The 27th Letter is the ampersand. That’s according to a very interesting e-newsletter from Blurb, my paperback print/distributor. I was so taken with it, I’m recreating it here, using their graphics and words.
The 27th Letter
Ever wonder why we use the ampersand? Used often in Blurb books, it’s one of the most peculiar characters in any typeface—quirky and curvy, it sits above the number 7, and boasts an interesting history! Next time you add one to your book, you’ll know all about its past.
1ST CENTURY CE
Romans scribble the Latin et into a combined symbol, with graffiti examples turning up in the ruins of Pompeii.
11TH-13TH CENTURY CE
Monasteries in Ireland and Scotland keep writing alive in the Middle Ages, but use their own shorthand symbols for “et” or “and”, explaining the variation in styles.
14TH-16TH CENTURY CE
Italian Renaissance artists and writers create the glyph we most recognize and put it into common use for titles and names.
18TH-19TH CENTURY CE
English school children learn it as the 27th letter of the alphabet. To distinguish it as a stand-alone character in recitation, they say “and per se and” which fuses together to become the name.

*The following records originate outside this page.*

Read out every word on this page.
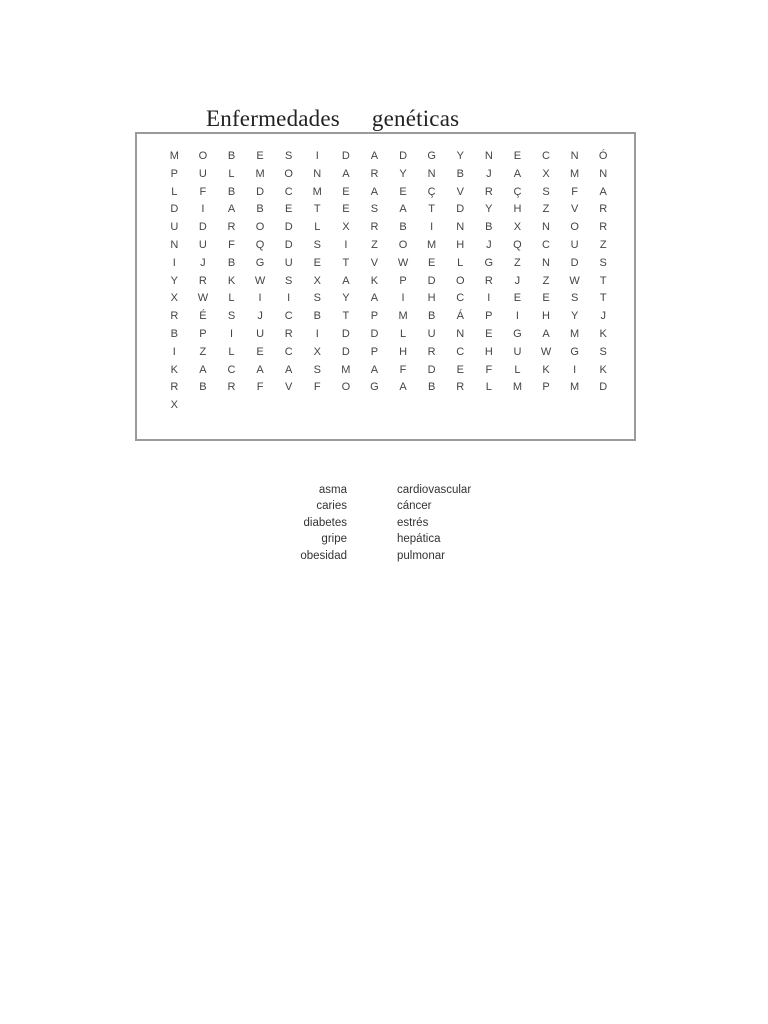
Enfermedades genéticas
M	O	B	E	S	I	D	A	D	G	Y	N	E	C	N	Ó
P	U	L	M	O	N	A	R	Y	N	B	J	A	X	M	N
L	F	B	D	C	M	E	A	E	Ç	V	R	Ç	S	F	A
D	I	A	B	E	T	E	S	A	T	D	Y	H	Z	V	R
U	D	R	O	D	L	X	R	B	I	N	B	X	N	O	R
N	U	F	Q	D	S	I	Z	O	M	H	J	Q	C	U	Z
I	J	B	G	U	E	T	V	W	E	L	G	Z	N	D	S
Y	R	K	W	S	X	A	K	P	D	O	R	J	Z	W	T
X	W	L	I	I	S	Y	A	I	H	C	I	E	E	S	T
R	É	S	J	C	B	T	P	M	B	Á	P	I	H	Y	J
B	P	I	U	R	I	D	D	L	U	N	E	G	A	M	K
I	Z	L	E	C	X	D	P	H	R	C	H	U	W	G	S
K	A	C	A	A	S	M	A	F	D	E	F	L	K	I	K
R	B	R	F	V	F	O	G	A	B	R	L	M	P	M	D
X
asma
caries
diabetes
gripe
obesidad
cardiovascular
cáncer
estrés
hepática
pulmonar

Jonathan Hoefler establishes a type foundry in New York City, which created ampersands in original typefaces commissioned by retail and media giants—The New York Times, Condé Nast, Rolling Stone, Tiffany & Co., Nike, and Hewlett Packard, to name a few.
Other famous typeface designers take a liking to the ampersand because of its playful, creative opportunities. Our love affair with the glyph continues.
Thank you, Blurb. I enjoyed learning about the ampersand. I might use that info in the next quiz I set!
If you’re looking for a system to print your indie-published books on demand, why not check out blurb.com (or blurb.co.uk, which is who I use.)
10 thoughts on “The 27th Letter Through the Ages”
Interesting! I didn’t know the origin of the word before.
I had no idea “and per se and” was the origin of the word ampersand. Or, for that matter, that it’s actually a Roman shorthand device for “et.” Thanks for passing this little bit of literary trivia on, Jemima. It’s fascinating. 😁
Thanks for this, Jemima! Ampersand FTW! 😉
Never knew this and had forgotten what the doggoned ampersand was!
That was a fun, little history lesson. Thanks for sharing.
This was most informative.
Why does a quick-flick of a white empty box pop up when I hit “like.”?
Is it a white empty box? It may be trying to sort out whether you’re logged in to your wordpress account if that’s the avatar you’re using. It’s being very irritating with my own login at present.
I meant ‘large’ empty box, you told me it was white… sorry… busy week, very tired. It searches for your gravatar to show your ‘like’ avatar.
Interesting! I’d never associated the ampersand with “et” before, but it makes perfect sense.
I wonder if there were other shorthand symbols used in longhand back then to represent whole words? I can’t recall any from my studies, but I didn’t do manuscripts. There are, of course, the thorn, eth, and yogh for the diphthongs (is that the right word? My brain is furry this morning) th and gh.